Cependant, la gérante de son magasin, la réceptionniste et ma traductrice pour la journée, Sara, est née et a grandi au Portugal, dans la province de Ribatejo. Elle, en revanche, n'appréciait pas du tout la beauté des azulejos auparavant : "Je ne les ai jamais vraiment aimés, je n'avais aucun lien avec eux", me dit-elle. Mais c'était avant qu'elle ne commence à travailler pour Fabiano Bernardo. Aujourd'hui, son opinion à leur sujet "a complètement changé". C'est l'effet Fabiano Bernardo. À travers sa passion, son art, il tente de préserver ce symbole de la culture portugaise, autrefois peu apprécié. Il rappelle à tous, locaux ou étrangers, que les azulejos méritent qu'on en prenne soin, qu'on les admire.
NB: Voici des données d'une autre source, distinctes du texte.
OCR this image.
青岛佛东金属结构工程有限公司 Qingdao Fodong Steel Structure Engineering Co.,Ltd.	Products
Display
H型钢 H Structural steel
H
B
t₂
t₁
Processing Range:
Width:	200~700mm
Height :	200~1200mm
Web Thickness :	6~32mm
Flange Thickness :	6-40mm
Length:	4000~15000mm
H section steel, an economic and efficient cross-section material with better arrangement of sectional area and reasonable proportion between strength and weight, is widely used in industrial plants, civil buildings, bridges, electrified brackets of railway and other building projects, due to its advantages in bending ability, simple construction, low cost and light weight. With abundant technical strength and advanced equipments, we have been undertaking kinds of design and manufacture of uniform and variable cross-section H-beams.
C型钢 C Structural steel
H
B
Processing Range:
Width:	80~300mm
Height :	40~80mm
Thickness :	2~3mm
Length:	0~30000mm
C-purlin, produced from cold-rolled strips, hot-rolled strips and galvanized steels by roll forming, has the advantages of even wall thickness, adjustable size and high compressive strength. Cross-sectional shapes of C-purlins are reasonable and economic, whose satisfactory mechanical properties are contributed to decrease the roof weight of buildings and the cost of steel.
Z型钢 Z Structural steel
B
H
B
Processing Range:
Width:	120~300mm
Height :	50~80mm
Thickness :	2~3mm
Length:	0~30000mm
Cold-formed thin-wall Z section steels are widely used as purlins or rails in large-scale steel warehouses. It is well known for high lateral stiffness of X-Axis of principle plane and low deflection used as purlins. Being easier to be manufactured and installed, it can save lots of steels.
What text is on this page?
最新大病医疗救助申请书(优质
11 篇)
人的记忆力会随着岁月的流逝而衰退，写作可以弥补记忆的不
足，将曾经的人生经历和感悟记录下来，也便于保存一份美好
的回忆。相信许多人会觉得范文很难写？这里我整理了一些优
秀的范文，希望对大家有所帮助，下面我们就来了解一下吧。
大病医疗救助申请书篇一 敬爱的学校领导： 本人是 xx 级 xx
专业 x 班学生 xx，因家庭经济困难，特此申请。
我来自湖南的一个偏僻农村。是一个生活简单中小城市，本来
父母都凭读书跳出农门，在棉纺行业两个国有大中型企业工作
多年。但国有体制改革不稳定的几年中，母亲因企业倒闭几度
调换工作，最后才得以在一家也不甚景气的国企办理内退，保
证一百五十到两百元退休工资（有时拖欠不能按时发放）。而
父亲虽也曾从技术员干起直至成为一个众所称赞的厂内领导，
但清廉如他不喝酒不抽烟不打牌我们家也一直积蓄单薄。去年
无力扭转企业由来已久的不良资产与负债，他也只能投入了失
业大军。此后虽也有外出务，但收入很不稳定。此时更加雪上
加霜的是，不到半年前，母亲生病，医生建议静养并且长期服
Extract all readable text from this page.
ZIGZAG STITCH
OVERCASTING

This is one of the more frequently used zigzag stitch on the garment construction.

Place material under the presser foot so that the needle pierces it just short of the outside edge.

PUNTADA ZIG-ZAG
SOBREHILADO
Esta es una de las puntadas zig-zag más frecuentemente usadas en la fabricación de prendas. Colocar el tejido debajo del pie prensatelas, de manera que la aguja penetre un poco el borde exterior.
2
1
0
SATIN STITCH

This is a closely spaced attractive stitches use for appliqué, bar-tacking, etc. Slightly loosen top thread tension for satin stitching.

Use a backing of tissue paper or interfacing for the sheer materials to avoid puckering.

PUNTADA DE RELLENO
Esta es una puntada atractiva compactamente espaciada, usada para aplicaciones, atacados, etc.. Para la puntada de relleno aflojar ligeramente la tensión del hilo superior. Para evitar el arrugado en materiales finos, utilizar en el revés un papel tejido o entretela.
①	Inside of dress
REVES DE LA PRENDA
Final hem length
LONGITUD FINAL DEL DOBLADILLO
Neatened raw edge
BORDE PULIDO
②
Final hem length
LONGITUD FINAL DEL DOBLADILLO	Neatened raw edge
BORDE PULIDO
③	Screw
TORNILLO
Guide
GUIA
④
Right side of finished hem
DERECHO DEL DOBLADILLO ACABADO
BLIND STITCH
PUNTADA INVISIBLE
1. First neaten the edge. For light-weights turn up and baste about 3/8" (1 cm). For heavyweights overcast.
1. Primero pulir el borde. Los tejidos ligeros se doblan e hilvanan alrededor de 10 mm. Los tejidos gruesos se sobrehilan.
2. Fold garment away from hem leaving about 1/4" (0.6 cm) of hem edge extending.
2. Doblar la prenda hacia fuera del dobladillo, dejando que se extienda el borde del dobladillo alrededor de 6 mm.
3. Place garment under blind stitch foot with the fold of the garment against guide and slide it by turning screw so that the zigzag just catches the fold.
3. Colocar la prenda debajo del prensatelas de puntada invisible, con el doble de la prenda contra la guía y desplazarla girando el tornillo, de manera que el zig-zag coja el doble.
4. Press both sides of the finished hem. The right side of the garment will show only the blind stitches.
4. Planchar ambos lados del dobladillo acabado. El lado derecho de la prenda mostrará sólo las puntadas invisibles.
De temps en temps, il hoche la tête ou tape du pied au rythme de la musique country qui passe en fond sonore pendant qu'il tatoue Tiffany : "Il prend son temps et on voit bien qu'il aime ce qu'il fait. Il est très doux, c'est presque apaisant". Le tatouage terminé, Tiffany est émerveillée : "Je l'adore ! C'est encore mieux que le dessin. On ne peut pas le voir avec mon masque, mais je souris", dit-elle. Sara, amusée que quelqu'un puisse être si excité par les azulejos, se contente de glousser.